Les enfants, les garçons lèvent les bras face aux docteurs de Daesh ; s'ils sont des hommes, ils partent dans des camions qui s'éloignent. Les femmes regardent leurs maris, leurs frères, leurs pères pour la dernière fois. Au loin, on entend des tirs. Des bulldozers recouvriront les corps. Les mères sont effrayées. Les hommes de Daesh, des voisins ou des étrangers regardent leurs filles. Discrètement, les mères enlèvent leurs alliances et passent un bébé à porter à leurs filles. Des femmes en noir saisissent les femmes Yazidi, les isolent dans des pièces et vérifient leur virginité.

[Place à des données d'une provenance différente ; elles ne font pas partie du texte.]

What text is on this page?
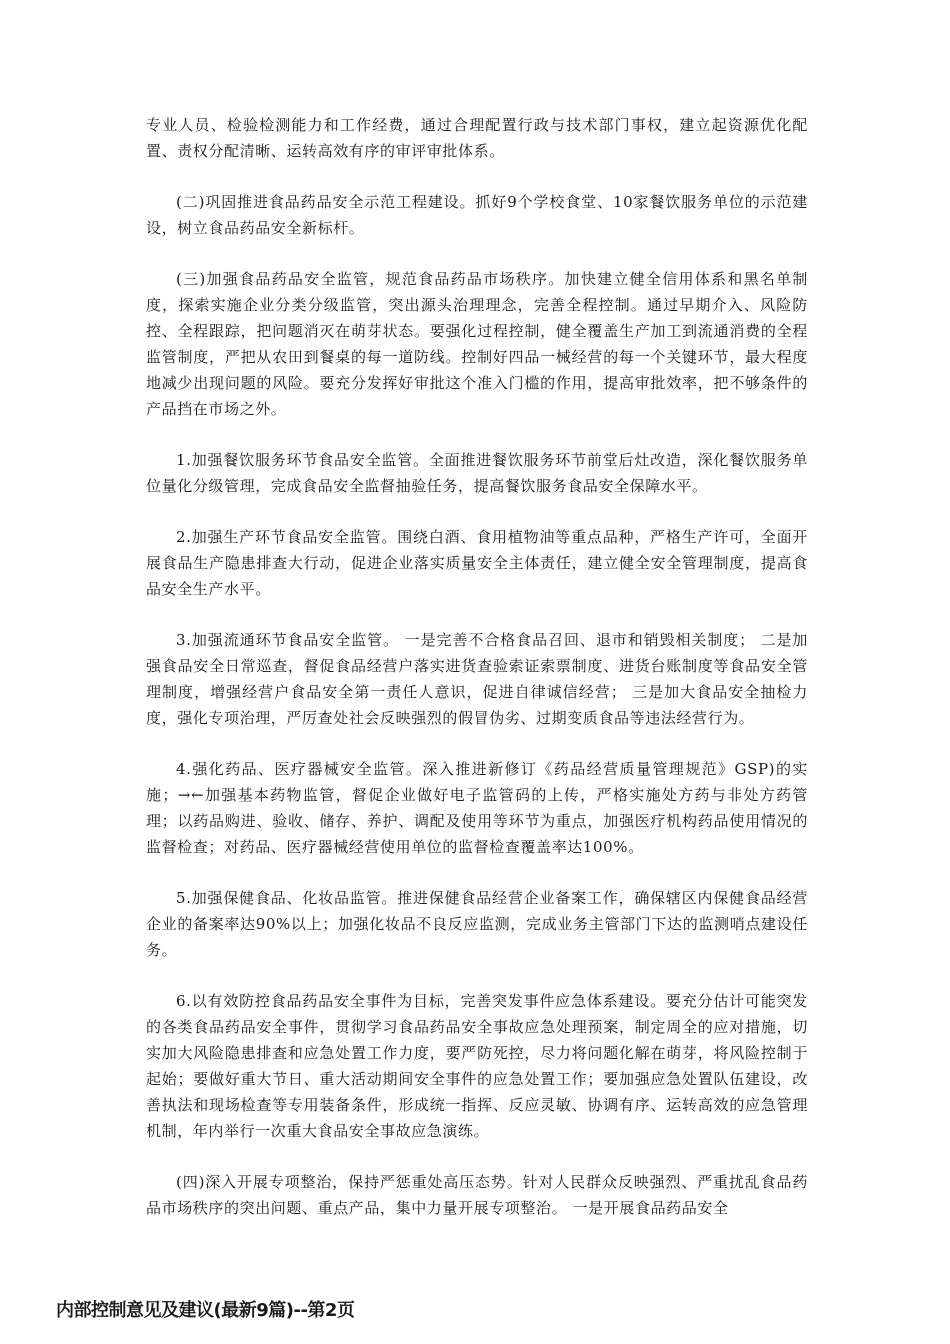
专业人员、检验检测能力和工作经费，通过合理配置行政与技术部门事权，建立起资源优化配置、责权分配清晰、运转高效有序的审评审批体系。

(二)巩固推进食品药品安全示范工程建设。抓好9个学校食堂、10家餐饮服务单位的示范建设，树立食品药品安全新标杆。

(三)加强食品药品安全监管，规范食品药品市场秩序。加快建立健全信用体系和黑名单制度，探索实施企业分类分级监管，突出源头治理理念，完善全程控制。通过早期介入、风险防控、全程跟踪，把问题消灭在萌芽状态。要强化过程控制，健全覆盖生产加工到流通消费的全程监管制度，严把从农田到餐桌的每一道防线。控制好四品一械经营的每一个关键环节，最大程度地减少出现问题的风险。要充分发挥好审批这个准入门槛的作用，提高审批效率，把不够条件的产品挡在市场之外。

1.加强餐饮服务环节食品安全监管。全面推进餐饮服务环节前堂后灶改造，深化餐饮服务单位量化分级管理，完成食品安全监督抽验任务，提高餐饮服务食品安全保障水平。

2.加强生产环节食品安全监管。围绕白酒、食用植物油等重点品种，严格生产许可，全面开展食品生产隐患排查大行动，促进企业落实质量安全主体责任，建立健全安全管理制度，提高食品安全生产水平。

3.加强流通环节食品安全监管。 一是完善不合格食品召回、退市和销毁相关制度； 二是加强食品安全日常巡查，督促食品经营户落实进货查验索证索票制度、进货台账制度等食品安全管理制度，增强经营户食品安全第一责任人意识，促进自律诚信经营； 三是加大食品安全抽检力度，强化专项治理，严厉查处社会反映强烈的假冒伪劣、过期变质食品等违法经营行为。

4.强化药品、医疗器械安全监管。深入推进新修订《药品经营质量管理规范》GSP)的实施；→←加强基本药物监管，督促企业做好电子监管码的上传，严格实施处方药与非处方药管理；以药品购进、验收、储存、养护、调配及使用等环节为重点，加强医疗机构药品使用情况的监督检查；对药品、医疗器械经营使用单位的监督检查覆盖率达100%。

5.加强保健食品、化妆品监管。推进保健食品经营企业备案工作，确保辖区内保健食品经营企业的备案率达90%以上；加强化妆品不良反应监测，完成业务主管部门下达的监测哨点建设任务。

6.以有效防控食品药品安全事件为目标，完善突发事件应急体系建设。要充分估计可能突发的各类食品药品安全事件，贯彻学习食品药品安全事故应急处理预案，制定周全的应对措施，切实加大风险隐患排查和应急处置工作力度，要严防死控，尽力将问题化解在萌芽，将风险控制于起始；要做好重大节日、重大活动期间安全事件的应急处置工作；要加强应急处置队伍建设，改善执法和现场检查等专用装备条件，形成统一指挥、反应灵敏、协调有序、运转高效的应急管理机制，年内举行一次重大食品安全事故应急演练。

(四)深入开展专项整治，保持严惩重处高压态势。针对人民群众反映强烈、严重扰乱食品药品市场秩序的突出问题、重点产品，集中力量开展专项整治。 一是开展食品药品安全

内部控制意见及建议(最新9篇)--第2页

Les sheikhs prennent les plus jolies filles, qui vont devenir leurs femmes, embastionnées dans des tissus sombres. Les autres partent en bus ou en camions vers les prisons. Les vieilles femmes, habillées de blanc, restent silencieuses. Elles seront conduites à pied au bord d'un ravin où leurs os se trouvent encore aujourd'hui. Les garçons, terrifiés, seront emmenés vers des camps d'entrainement terroristes où ils seront battus. Ils errent tels des mutants, entrainés pour devenir des machines à tuer, les « lionceaux du Caliphat ».

 

Beaucoup sont morts au milieu de nulle part en Syrie ou en Iraq. Ceux qui sont revenus portent dans leurs cœurs et leurs corps les blessures de ceux qui ont été achetés, violés, battus et vendus jusqu’à 25 fois. Daesh a tout essayé : séparant les familles, changeant les noms, les violentant, les forçant à porter des ceintures d'explosifs, crucifiant des morts et leur appliquant le châtiment capital. Tout. Mais ceux qui sont revenus aujourd'hui, les survivants de cet enfer, lèvent la tête pour affronter leurs cauchemars et leurs larmes, et rester des Yazidis.

 

A Yahad-in Unum, nous les avons écoutés. Parfois jusqu'au dégoût. Mais comment pouvons-nous baisser les yeux lorsque les Yazidis les lèvent vers nous ? Nous avons traversé la chaleur du soleil et les froids hivernaux. Comment se plaindre lorsque jusqu’à 20 personnes dorment dans une même caravane ? Nous avons été témoins de l'empire sadien que Daesh a établi en 3 ans. Nous avons préparé ce livre pour que chacun puisse voir le chagrin dans les yeux des survivants. Cette exposition est un cri, leur cri et le nôtre, peut être demain le vôtre. Trop souvent, nous dormons difficilement, mais le prix à payer est d'avoir une conscience. "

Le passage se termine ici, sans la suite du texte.